LONDON -- A British newspaper published a photograph of a notorious document said to show how World War II leaders Winston Churchill of Britain and Joseph Stalin of the Soviet Union planned to carve up Eastern Europe.
The Independent newspaper reported Saturday that the document surfaced during the making of a four-part series on Churchill to be broadcast beginning Wednesday by the British Broadcasting Corp.
The newspaper said that although only a photograph of the piece of paper that passed between the two leaders had been found, there appeared no doubt it was authentic.
In 'Road to Victory: Winston S. Churchill 1941-1945,' British historian Martin Gilbert described how Churchill, then British prime minister, produced what he was said to have called a 'naughty document' at a meeting with Stalin.

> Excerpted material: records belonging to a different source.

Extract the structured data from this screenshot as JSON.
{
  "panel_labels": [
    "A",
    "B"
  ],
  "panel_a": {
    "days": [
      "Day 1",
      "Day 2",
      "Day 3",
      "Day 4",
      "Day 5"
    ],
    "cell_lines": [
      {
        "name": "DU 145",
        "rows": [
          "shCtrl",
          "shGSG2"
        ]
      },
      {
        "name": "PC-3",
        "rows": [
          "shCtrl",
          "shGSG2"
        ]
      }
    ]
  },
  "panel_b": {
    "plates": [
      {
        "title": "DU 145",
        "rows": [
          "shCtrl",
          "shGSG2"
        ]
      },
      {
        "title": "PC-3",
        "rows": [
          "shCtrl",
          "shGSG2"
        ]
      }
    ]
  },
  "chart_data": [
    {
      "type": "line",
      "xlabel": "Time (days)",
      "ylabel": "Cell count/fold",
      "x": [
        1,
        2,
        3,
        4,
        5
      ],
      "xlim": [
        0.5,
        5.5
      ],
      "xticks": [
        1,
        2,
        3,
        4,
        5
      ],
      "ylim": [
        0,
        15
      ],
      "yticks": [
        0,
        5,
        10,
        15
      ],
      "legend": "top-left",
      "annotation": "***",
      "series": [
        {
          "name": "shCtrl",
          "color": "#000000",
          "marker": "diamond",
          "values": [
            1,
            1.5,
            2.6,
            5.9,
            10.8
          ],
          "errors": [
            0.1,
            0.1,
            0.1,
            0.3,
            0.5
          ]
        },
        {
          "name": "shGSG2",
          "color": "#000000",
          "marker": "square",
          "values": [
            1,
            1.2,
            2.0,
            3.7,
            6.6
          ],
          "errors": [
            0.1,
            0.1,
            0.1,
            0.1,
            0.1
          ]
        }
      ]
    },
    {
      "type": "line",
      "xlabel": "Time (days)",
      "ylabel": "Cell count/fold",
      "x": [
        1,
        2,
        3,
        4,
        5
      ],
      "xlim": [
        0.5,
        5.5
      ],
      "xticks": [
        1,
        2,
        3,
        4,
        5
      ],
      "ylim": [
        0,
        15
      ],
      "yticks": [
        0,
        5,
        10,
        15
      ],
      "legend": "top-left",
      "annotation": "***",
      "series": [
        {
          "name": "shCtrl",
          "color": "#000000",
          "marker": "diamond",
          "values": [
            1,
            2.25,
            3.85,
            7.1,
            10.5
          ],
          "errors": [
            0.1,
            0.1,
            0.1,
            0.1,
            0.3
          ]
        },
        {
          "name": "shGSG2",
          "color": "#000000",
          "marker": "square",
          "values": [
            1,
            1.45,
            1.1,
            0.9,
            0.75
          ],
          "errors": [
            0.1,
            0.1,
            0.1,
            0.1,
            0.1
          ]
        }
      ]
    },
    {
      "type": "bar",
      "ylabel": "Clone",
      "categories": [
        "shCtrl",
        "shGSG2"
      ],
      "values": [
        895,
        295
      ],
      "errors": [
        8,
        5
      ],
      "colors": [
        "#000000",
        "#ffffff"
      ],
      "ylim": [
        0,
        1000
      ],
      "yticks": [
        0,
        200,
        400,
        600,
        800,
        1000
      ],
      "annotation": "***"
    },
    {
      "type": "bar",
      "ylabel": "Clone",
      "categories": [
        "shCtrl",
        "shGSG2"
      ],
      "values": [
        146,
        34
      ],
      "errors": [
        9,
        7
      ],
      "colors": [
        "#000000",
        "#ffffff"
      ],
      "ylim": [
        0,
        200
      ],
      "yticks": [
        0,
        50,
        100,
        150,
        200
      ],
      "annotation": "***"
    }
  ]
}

The meeting took place Oct. 9, 1944, in Stalin's study at the Kremlin in Moscow.
Gilbert said Churchill produced what he called the 'naughty document,' setting down a list of countries, noting the percentages of Soviet and Allied interest.
The document was interpreted to mean that Romania would fall 90 percent to Russia and 10 percent to 'the others,' Greece would be divided at a ratio of 90 percent to Great Britain ('in accord with the U.S.A.') and 10 percent to Russia, Yugoslavia and Hungary would be divided 50 percent each, and Bulgaria would go 75 percent to Russia and 25 percent to the others.
Churchill was said to have written the names of the countries and the figures and then pushed the piece of paper across to Stalin, who made a large blue checkmark across the top with a thick pencil.
The Independent said Churchill wrote in his memoirs that the paper lay on the table for a while. Then he suggested it be burned.
'Might it not be thought rather cynical if it seemed we had disposed of these issues, so fateful to millions of people, in such an offhand manner,' Churchill reported himself as saying. 'No,' Stalin is said to have responded. 'You keep it.'
The original paper disappeared but two photographs were found recently among Churchill's papers.